After the explosion, the star has turned into a neutron star, which carries an already powerful magnetic field - a "trillion-gauss magnetic field." Named for mathematician Carl Friedrich Gauss, "Gauss" refers to the intensity of a magnetic field in a given area. For perspective, a refrigerator magnet is about 100 gauss at its strongest.

Comparatively (perhaps shockingly), magnetars are magnetic up to 1 quadrillion gauss. As Sutter points out, that's "1,000 trillion times stronger than the magnetic field you're sitting in right now." Magnetars sound pretty terrifying with that in mind, honestly.

If Tau Scorpii does erupt in a supernova later down the line like the models suggest, it could show the same behavior as the team hypothesized.

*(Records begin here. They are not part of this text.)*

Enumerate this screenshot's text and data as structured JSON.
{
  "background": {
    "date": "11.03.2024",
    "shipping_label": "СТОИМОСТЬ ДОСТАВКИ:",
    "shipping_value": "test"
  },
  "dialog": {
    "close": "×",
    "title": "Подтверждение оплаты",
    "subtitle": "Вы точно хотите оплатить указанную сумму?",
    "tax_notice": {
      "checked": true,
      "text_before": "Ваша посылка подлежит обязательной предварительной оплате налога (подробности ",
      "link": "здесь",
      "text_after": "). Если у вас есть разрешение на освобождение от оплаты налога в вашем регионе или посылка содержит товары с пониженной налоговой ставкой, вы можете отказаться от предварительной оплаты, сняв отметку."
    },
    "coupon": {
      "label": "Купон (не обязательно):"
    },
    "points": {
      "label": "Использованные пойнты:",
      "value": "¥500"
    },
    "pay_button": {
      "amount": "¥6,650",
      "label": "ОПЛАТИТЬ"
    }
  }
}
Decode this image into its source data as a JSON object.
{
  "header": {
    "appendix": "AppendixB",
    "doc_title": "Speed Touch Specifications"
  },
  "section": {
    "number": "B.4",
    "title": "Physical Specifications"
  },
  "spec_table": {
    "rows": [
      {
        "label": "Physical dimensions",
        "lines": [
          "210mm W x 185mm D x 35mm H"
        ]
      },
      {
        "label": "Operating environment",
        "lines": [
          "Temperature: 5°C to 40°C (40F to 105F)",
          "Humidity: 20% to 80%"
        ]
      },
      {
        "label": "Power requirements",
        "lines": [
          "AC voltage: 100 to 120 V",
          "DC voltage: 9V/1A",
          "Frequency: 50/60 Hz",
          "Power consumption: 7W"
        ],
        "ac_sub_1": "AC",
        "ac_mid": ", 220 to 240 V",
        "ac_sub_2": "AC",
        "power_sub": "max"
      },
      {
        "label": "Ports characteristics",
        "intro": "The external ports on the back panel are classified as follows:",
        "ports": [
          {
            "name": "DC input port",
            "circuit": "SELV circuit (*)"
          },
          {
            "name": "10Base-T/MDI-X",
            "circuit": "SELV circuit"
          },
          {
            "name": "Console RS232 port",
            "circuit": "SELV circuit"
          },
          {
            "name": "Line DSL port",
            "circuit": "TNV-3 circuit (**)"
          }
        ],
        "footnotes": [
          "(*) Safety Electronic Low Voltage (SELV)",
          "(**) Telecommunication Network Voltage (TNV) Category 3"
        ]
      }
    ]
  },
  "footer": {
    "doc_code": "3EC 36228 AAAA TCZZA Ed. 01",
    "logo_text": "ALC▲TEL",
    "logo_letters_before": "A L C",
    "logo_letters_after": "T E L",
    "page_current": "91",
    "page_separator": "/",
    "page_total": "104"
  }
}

The explosion may even emit FRBs, or fast radio bursts, which are pulses of radio light that scientists have yet to find an explanation for. They're believed to be emitted during the formation fo a magnetar and could be produced by the magnetar's shifting magnetic fields, according to Schneider and his team.

There is a lot more research and work to be completed to determine the exact case here, but when all was said and done, Schneider's team determined that "massive blue stragglers" like Tau Scorpii could be the progenitors of magnetars.

"We have run the very first three-dimensional simulation of two massive stars merging that can follow the magnetic field amplification process,” said Schneider. “This enables us to study stellar mergers now in a broader context — in the end, we think that about 25% of all massive stars will merge with a companion! A whole new world to explore."

A whole new universe to explore might be more like it – we're always trying to figure out how to explain the various phenomena in the skies that surround us. Perhaps this is another important first step in understanding.